The case had been set for a bench trial and after several continuations, Quates pleaded guilty on Sept. 6 to cruelty to animals. He also received a six month suspended jail sentence, had to pay a $2,000 fine and two years of unsupervised probation, Jones said. Quates was also ordered to pay the Humane Society $345 in restitution.
In March, Capt. Gerald McGough, criminal investigator, Jones, and Humane Society Officers Janet Beall and Kristy Lambeth responded to a call about animal cruelty. Neighbors had complained to both departments that horses on Quates' property looked to be severely emaciated and injured.
After further investigation, which involved taking statements from local veterinarians who had treated two horses, the decision was made to seize two of the horses that were judged to be in danger of imminent death. At the time, Quates had said the horses were sick and that was the reason they were so thin. Quates eventually surrendered the horses.
However, while at the Humane Society the next morning, it was determined by a veterinarian that the down horses were due to dehydration and starvation. Jones said that one of the horses, Katie, a paint mare, had to be put down because she was “too far gone.”
Cherokee, a male Palomino, was given vitamin B injections, fed adequate hay, de-wormed and given several shots.
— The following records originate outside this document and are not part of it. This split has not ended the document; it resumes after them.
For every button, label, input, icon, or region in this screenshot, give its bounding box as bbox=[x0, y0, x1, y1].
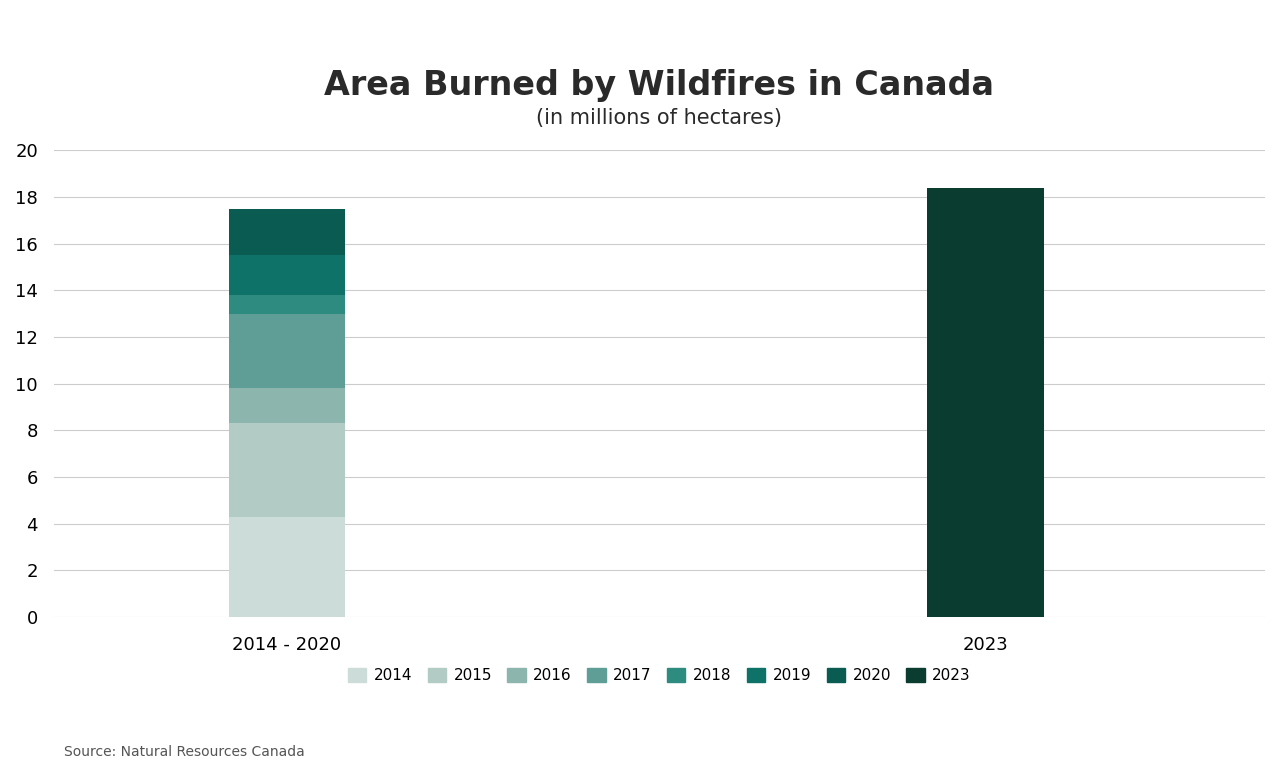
Bar bbox=[229, 209, 346, 255]
Bar bbox=[927, 187, 1043, 617]
Text: Source: Natural Resources Canada: Source: Natural Resources Canada bbox=[64, 746, 305, 760]
Bar bbox=[229, 389, 346, 423]
Bar bbox=[229, 255, 346, 295]
Bar bbox=[229, 423, 346, 517]
Bar bbox=[229, 517, 346, 617]
Text: (in millions of hectares): (in millions of hectares) bbox=[536, 108, 782, 127]
Bar bbox=[229, 295, 346, 313]
Bar bbox=[229, 313, 346, 389]
Legend: 2014, 2015, 2016, 2017, 2018, 2019, 2020, 2023: 2014, 2015, 2016, 2017, 2018, 2019, 2020… bbox=[342, 662, 977, 689]
Title: Area Burned by Wildfires in Canada: Area Burned by Wildfires in Canada bbox=[324, 69, 995, 102]
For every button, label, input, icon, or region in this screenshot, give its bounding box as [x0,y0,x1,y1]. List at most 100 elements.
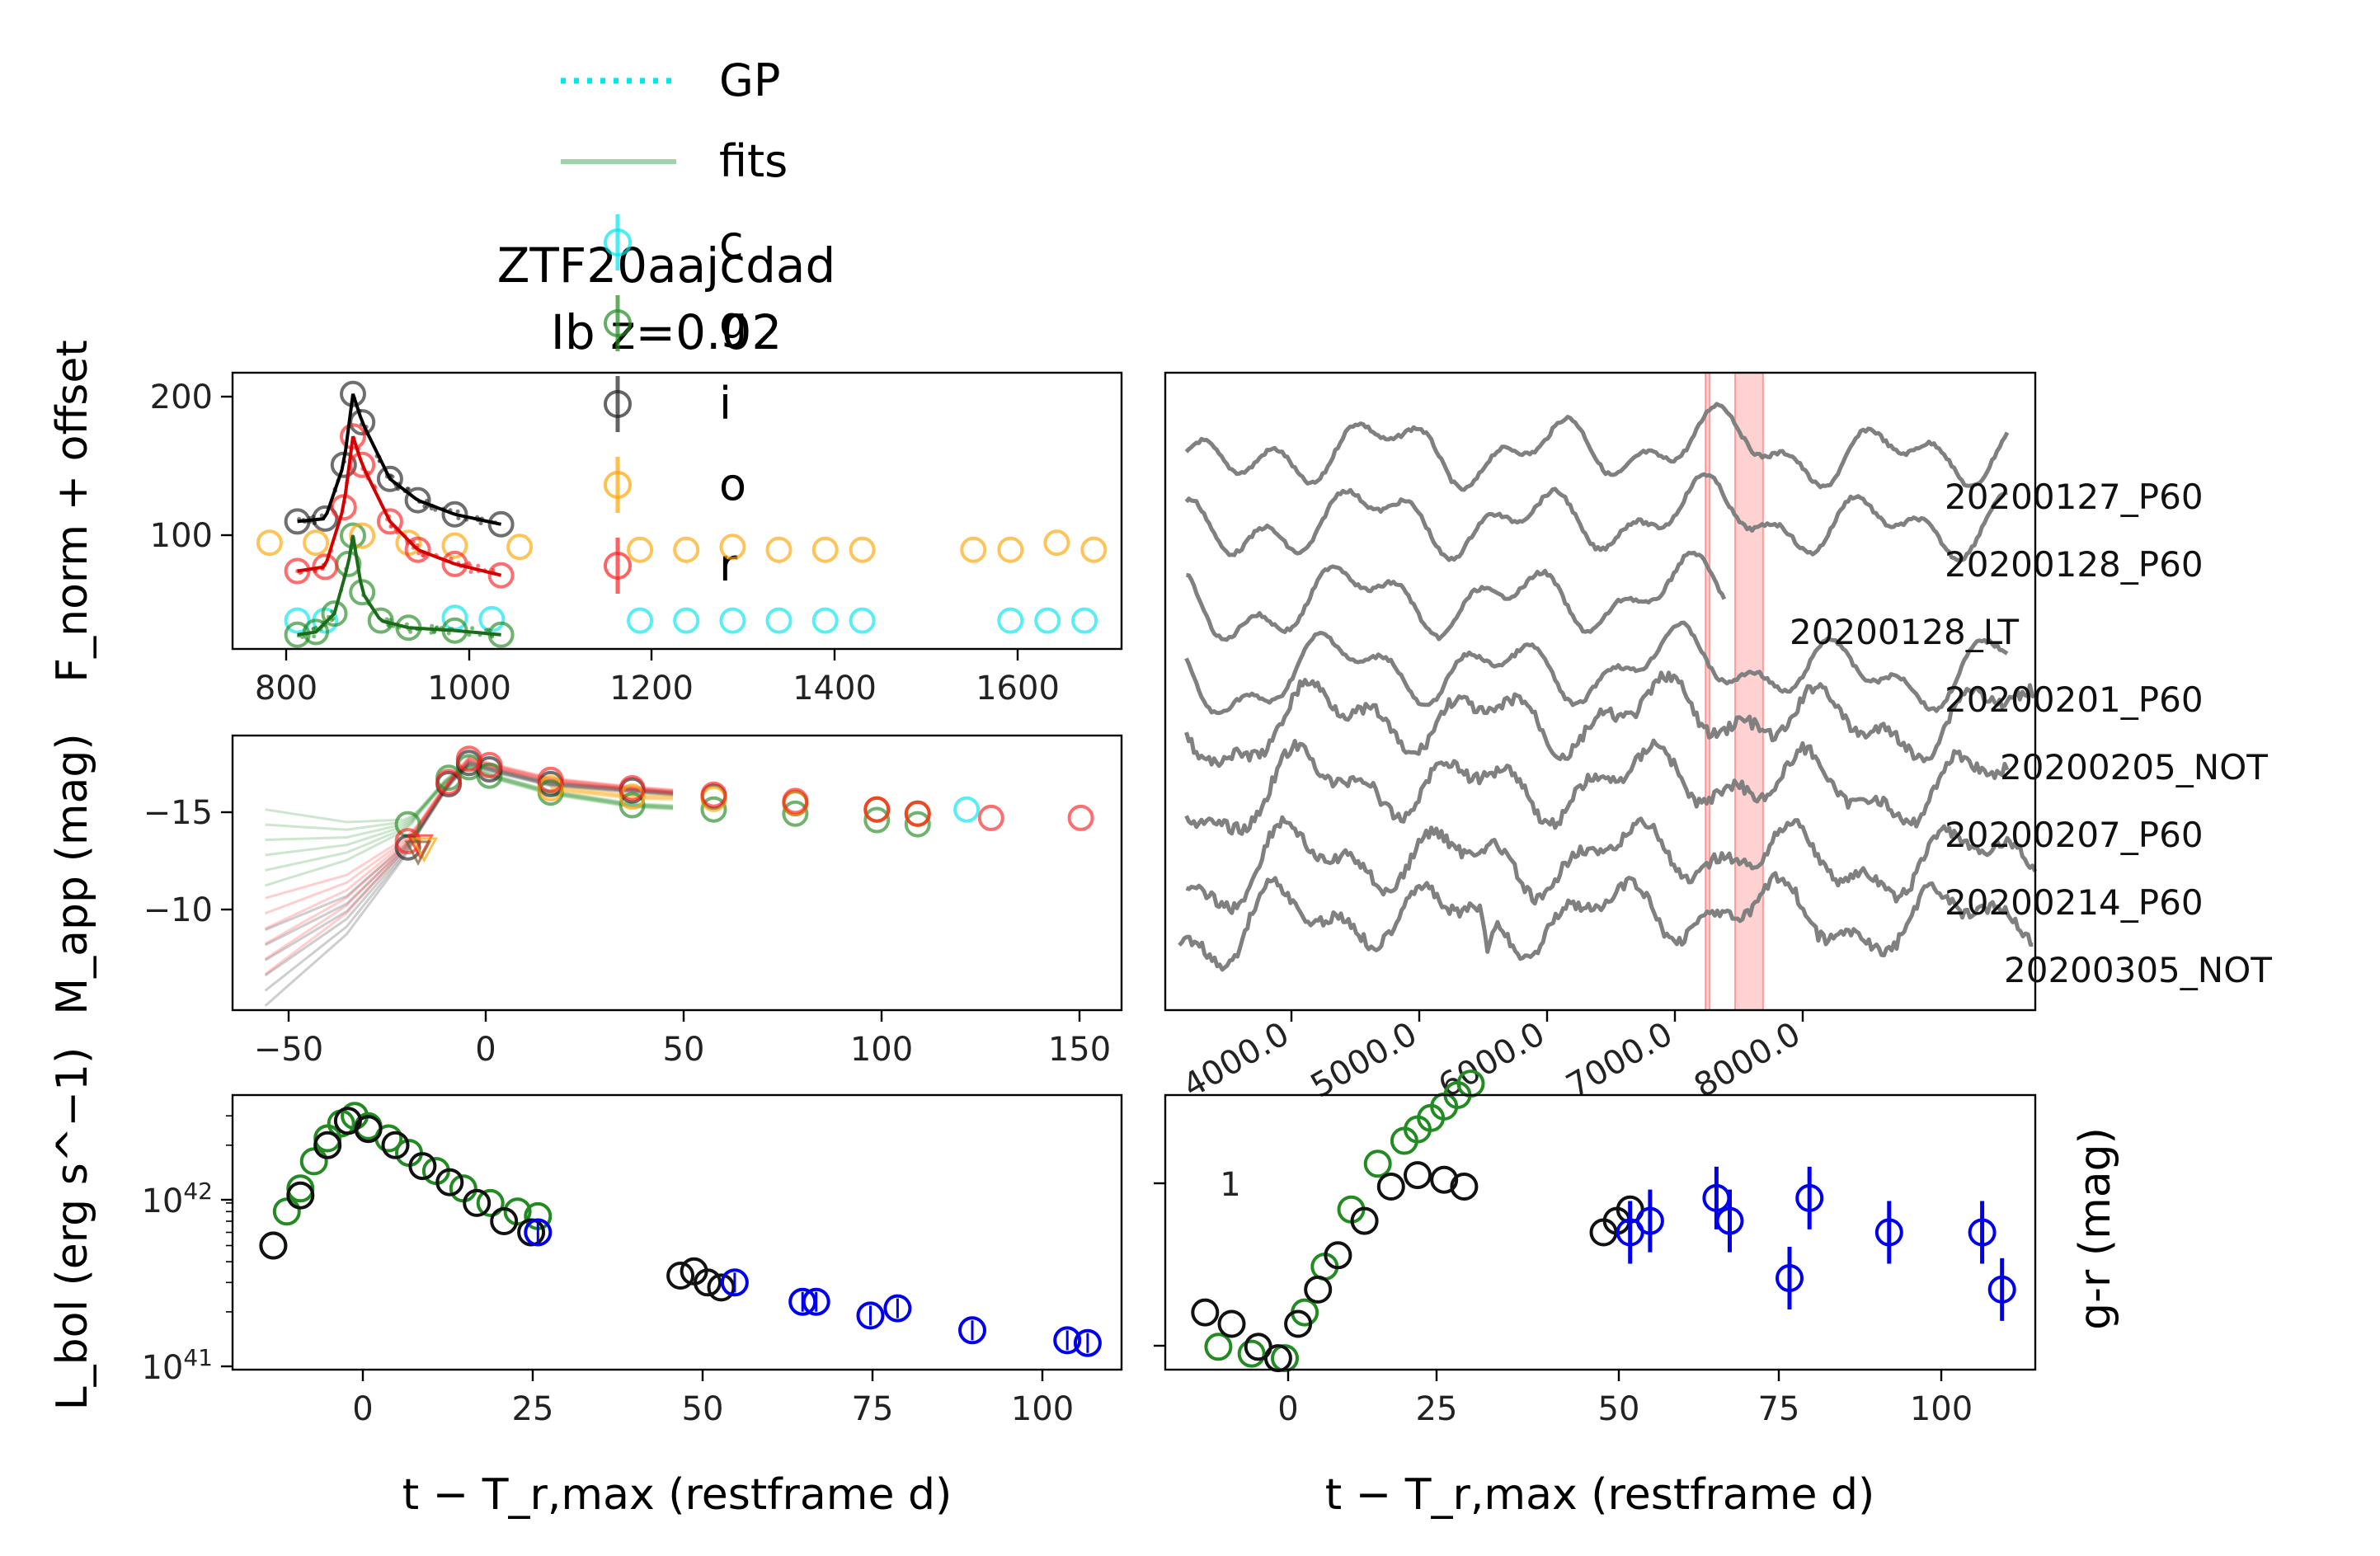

Cherokee stayed at the Humane Society for 10 days and was adopted out to a family where he remains today.
Jones said that there were other horses on Quates' property that were his, but they weren't as bad looking as the two seized.
The purpose of the Humane Society, Jones said, is to seize animals that are in imminent danger. She said that people often had a misconception about the Humane Society.